When congenital heart block was identified in the children, 23 women were asymptomatic, 15 had systemic lupus erythematosus, 8 had the Sjögren syndrome, and 11 had an undifferentiated autoimmune syndrome. Follow-up ranged from 1 week to 20 years (median, 3.7 years). Eleven (48%) of the 23 initially asymptomatic mothers developed symptoms of a rheumatic disease (0.15 status changes/patient-year of follow-up; 6 (26%) developed an undifferentiated autoimmune syndrome, 2 (9%) developed the Sjögren syndrome, and 3 (13%) developed systemic lupus erythematosus. One mother with the Sjögren syndrome progressed to systemic lupus erythematosus. Four (16%) of 25 subsequent pregnancies in 22 women were complicated by heart block. Seventeen affected children died, 12 within 1 month of birth. Pacemakers were implanted in 37 (67%) of the 55 children, 27 within 3 months after birth.
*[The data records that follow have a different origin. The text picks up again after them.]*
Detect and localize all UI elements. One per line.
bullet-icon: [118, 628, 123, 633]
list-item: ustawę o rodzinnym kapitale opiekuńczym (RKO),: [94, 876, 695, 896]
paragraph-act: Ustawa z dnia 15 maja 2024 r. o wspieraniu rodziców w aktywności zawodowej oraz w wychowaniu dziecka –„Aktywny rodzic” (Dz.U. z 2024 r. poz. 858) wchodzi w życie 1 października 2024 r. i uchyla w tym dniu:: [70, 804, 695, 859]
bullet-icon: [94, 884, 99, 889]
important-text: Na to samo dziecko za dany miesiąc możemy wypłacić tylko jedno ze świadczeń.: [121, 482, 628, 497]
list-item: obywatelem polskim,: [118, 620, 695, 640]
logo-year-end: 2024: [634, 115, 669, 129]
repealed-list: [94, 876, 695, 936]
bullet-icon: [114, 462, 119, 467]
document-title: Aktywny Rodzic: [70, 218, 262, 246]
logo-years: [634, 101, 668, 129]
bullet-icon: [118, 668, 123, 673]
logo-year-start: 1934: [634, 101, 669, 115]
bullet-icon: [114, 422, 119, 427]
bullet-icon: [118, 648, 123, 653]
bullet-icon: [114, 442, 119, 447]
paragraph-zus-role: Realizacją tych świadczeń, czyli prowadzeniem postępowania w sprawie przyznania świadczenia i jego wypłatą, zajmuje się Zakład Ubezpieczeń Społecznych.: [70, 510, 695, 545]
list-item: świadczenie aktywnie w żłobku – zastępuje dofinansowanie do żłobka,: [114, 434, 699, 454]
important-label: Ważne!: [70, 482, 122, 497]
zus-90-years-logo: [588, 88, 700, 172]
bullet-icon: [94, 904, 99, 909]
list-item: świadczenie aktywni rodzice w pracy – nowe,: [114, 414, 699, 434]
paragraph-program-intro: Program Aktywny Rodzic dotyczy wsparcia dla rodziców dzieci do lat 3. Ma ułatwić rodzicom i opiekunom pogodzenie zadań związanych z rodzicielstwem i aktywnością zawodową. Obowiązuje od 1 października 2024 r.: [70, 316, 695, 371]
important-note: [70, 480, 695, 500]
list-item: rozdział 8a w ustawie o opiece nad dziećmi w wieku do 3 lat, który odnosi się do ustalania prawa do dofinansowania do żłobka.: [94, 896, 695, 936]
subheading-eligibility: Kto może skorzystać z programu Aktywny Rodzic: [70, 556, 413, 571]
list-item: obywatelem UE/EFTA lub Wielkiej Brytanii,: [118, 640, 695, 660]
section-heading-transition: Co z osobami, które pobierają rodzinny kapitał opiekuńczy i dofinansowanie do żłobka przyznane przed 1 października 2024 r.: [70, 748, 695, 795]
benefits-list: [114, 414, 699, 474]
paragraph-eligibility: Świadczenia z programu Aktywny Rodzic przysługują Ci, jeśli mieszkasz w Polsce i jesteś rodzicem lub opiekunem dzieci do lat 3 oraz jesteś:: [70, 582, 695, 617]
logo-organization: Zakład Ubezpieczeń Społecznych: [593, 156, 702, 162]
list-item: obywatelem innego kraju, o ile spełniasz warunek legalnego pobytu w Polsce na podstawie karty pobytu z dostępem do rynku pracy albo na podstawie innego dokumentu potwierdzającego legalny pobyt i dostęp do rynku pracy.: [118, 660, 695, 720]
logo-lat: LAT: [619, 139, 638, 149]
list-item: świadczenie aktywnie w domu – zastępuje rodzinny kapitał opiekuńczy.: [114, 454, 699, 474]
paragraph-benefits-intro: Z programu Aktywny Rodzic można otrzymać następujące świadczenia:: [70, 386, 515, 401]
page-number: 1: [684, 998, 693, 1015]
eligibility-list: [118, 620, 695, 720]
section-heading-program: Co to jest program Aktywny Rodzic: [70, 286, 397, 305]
The development of rheumatic disease in asymptomatic mothers identified by the birth of a child with congenital heart block is common but not universal. The risk for congenital heart block in subsequent pregnancies is low. One third of the children with autoantibody-associated congenital heart block die in the early neonatal period and, of those who survive, most require pacemakers.
确定患有自身抗体相关先天性心脏传导阻滞的母亲及其子女的初始临床状况和长期预后。
动态纵向队列研究。
55例孤立性先天性心脏传导阻滞患儿、其52位母亲以及另外5名怀有先天性心脏传导阻滞胎儿的女性。所有母亲的血清单独含有抗SSA/Ro抗体或同时含有抗SSA/Ro和抗SSB/La抗体。
通过邮寄问卷、电话访谈、主治医生以及病历审查获取临床信息。
在患儿被确诊为先天性心脏传导阻滞时,23名女性无症状,15名患有系统性红斑狼疮,8名患有干燥综合征,11名患有未分化的自身免疫综合征。随访时间为1周至20年(中位数为3.7年)。23名最初无症状的母亲中有11名(48%)出现了风湿性疾病症状(随访期间患者每年状态变化0.15次;6名(26%)发展为未分化的自身免疫综合征,2名(9%)发展为干燥综合征,3名(13%)发展为系统性红斑狼疮。1名患有干燥综合征的母亲进展为系统性红斑狼疮。22名女性随后的25次妊娠中有4次(16%)并发心脏传导阻滞。17名患病儿童死亡,12名在出生后1个月内死亡。55名儿童中有37名(67%)植入了起搏器,其中27名在出生后3个月内植入。
因孩子出生被确诊为先天性心脏传导阻滞而被发现的无症状母亲中,风湿性疾病的发生很常见但并非普遍现象。后续妊娠中先天性心脏传导阻滞的风险较低。三分之一患有自身抗体相关先天性心脏传导阻滞的儿童在新生儿早期死亡,而存活的儿童中大多数需要植入起搏器。